I’ll also need to take a few more days than I’ve marked down on the holiday planner.
Now
what shall I say to Chantelle?
First things first.

“Gerry, it’s Tina.” I talk quietly to avoid being overheard. “I got it, thanks . . . all the dates are fine. I was wondering what local accommodation is available to save
me commuting every day?” What I really mean is that both work and my family will think I’m on holiday and of course won’t be expecting to see me. And so they won’t.
I’ll tell them when I have to but now is not the time. It only seems like yesterday that I was bailed out as my family rallied around to save me from the depths of despair and I had to suffer
a mother who couldn’t bear to tell her friends that I’d given up. But give up I never do. I just didn’t make it. “
She’s taking time out
,” she told them
all. A long time out. I guess if or rather when she does find out, she can hold her head up high again. There now, she wasn’t lying.

Gerry arranges to email me the script for
Stiffs
and a treatment for the series. I can’t believe I’m about to sign a contract for a series I know so little about and, in fact,
had Gerry not volunteered the information, I would have had no idea what the fee was.
Just turn up and give it your best.
That’s what I keep telling myself and for once I’m doing
it for the achievement, the satisfaction and for permanent closure. And not the permanent closure I once thought I had. A different permanent. A life-long one. After that it will be business as
usual.

“Kate, I am so sorry but I can’t get the time off work for this holiday of ours.” My voice is shaky and I feel so pathetically transparent. “It only
leaves Chantelle here and I can’t get any other cover for that week.”

Kate is gutted. “Maybe we could go away later on in the year?”

We agree to check our diaries for another week towards the end of the summer which really means that I need to fit in with Kate’s filming schedule, something I’m used to doing and
completely understand although I’m not sure she would understand fitting around mine.

I can’t quite get my head around the fact that I got the part but I was in the right place at the right time and there is a lot to be said for that.


Everything happens for a reason
,” she had said, the old dear at the Mind Body and Soul exhibition. The one I went to with Chantelle. The one I was embarrassed to be seen at.
How things have changed. It’s not that I’m a convert but I keep hoping, wishing, that the next reading will be
The Real One.
Something that tells me loud and clear where
I’m supposed to be, at what time and with whom, so I need only turn up and await instruction. And with every reading, I swear it will be the last one. But it never is.

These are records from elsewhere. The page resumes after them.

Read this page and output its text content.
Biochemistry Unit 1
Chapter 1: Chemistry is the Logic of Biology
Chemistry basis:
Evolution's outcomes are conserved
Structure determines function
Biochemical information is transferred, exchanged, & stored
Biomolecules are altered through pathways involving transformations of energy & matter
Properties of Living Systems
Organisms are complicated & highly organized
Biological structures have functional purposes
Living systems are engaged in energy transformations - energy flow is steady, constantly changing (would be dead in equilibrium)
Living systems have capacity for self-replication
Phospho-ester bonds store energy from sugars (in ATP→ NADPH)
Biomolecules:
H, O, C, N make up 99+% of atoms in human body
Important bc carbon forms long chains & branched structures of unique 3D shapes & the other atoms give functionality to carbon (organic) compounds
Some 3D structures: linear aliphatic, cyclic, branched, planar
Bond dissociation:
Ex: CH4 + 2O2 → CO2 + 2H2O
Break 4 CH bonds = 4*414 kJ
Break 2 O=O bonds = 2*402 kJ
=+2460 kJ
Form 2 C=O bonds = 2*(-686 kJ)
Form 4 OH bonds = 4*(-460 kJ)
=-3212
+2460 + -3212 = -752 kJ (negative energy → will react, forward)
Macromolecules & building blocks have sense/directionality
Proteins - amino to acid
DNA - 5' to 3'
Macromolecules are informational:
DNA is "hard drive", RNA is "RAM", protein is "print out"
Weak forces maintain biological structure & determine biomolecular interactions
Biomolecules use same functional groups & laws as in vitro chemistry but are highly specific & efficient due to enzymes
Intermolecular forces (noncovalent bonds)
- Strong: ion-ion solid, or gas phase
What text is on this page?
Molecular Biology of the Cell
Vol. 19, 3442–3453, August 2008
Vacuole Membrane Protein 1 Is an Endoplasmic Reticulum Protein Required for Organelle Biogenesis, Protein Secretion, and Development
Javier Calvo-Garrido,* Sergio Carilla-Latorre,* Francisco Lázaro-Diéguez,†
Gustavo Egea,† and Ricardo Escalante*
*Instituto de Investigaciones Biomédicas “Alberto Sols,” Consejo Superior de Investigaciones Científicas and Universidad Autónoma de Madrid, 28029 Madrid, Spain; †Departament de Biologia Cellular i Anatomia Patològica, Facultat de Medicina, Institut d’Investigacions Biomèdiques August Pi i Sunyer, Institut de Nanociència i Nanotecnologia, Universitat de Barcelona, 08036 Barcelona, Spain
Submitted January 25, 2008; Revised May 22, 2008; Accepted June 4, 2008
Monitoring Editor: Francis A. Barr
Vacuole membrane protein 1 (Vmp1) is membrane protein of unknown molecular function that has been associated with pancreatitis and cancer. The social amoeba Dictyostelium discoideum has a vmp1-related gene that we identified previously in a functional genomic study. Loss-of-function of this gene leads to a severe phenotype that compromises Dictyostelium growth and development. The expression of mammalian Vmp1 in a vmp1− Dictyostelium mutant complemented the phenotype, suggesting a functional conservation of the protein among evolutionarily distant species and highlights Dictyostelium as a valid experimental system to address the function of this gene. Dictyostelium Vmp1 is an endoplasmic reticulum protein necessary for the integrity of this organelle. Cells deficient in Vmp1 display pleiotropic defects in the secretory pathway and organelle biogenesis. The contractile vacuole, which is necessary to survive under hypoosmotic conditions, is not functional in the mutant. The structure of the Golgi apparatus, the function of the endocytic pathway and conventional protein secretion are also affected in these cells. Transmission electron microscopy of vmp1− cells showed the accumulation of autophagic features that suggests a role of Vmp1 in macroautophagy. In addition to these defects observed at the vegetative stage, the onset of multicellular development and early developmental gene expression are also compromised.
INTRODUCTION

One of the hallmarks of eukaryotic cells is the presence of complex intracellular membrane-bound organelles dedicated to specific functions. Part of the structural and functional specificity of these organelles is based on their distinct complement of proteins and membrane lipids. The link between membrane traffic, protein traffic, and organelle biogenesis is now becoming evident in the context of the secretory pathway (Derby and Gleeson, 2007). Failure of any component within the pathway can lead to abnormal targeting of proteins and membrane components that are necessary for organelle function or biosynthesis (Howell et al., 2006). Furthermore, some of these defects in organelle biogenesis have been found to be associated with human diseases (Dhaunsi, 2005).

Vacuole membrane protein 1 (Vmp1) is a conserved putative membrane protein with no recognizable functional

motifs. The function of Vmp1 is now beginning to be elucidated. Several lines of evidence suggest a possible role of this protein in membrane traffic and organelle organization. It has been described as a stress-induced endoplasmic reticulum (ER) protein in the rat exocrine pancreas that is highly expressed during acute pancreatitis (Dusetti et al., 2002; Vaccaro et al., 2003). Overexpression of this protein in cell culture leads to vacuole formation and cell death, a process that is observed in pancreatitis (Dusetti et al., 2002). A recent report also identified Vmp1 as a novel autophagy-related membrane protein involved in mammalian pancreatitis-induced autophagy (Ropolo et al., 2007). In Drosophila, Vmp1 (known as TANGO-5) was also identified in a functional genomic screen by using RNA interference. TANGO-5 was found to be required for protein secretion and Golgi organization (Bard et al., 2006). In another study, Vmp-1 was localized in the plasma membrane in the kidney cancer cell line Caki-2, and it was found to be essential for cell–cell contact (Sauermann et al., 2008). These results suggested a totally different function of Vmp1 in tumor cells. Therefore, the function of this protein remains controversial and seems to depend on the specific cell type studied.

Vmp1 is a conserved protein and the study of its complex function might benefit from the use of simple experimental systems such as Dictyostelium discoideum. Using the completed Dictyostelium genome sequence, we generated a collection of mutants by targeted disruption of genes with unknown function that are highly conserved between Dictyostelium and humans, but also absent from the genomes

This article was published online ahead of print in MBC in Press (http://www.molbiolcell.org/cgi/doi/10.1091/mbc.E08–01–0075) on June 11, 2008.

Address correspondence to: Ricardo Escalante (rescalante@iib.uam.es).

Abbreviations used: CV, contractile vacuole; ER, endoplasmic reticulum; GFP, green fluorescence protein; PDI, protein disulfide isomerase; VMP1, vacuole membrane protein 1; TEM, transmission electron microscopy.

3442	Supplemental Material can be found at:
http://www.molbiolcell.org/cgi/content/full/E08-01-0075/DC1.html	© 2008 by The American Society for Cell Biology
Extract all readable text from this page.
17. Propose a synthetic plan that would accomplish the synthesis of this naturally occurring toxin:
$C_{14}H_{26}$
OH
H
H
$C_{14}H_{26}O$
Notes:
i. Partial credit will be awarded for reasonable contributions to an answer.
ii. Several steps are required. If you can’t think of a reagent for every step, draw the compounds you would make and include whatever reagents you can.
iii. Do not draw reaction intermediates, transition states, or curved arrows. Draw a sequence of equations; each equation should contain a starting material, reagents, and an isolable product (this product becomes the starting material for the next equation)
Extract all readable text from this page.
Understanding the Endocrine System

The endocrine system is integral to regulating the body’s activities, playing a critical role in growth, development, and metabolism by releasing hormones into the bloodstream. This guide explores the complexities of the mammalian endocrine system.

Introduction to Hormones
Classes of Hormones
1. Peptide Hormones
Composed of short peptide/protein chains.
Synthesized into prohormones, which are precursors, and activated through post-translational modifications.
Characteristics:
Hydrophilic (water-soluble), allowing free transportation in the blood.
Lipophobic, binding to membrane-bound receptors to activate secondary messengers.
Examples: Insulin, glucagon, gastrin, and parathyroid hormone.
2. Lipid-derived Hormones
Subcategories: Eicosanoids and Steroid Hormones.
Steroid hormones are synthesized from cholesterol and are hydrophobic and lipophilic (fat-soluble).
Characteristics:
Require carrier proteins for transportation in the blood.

I change the holiday chart on the back of the kitchen door and leave a note for Chantelle to advise of the few extra days, asking her to contact Heather to arrange additional manpower.

How easy was that? Kate thinks I’m working and Chantelle and my family think I’m on holiday.

Nice one, Tina, covered from all angles!

 
24

I hold my hair up as Sam stands behind me tying a knot in the black necklace. She straightens the pendant, flipping it around so it faces the right way. It sits perfectly at
the bottom of my neckline although it is tied a little too tight.
Should I be concerned?

I jump up, checking it out in the mirror.
What a weird-shaped little man!

“Thanks, Sam, it’s lovely.” Sam always brings gifts back from her holidays, as does my mother. Personally, I can’t see the fun in the exertion of hunting for presents
when you’re on holiday to get away from it all. It’s just added stress.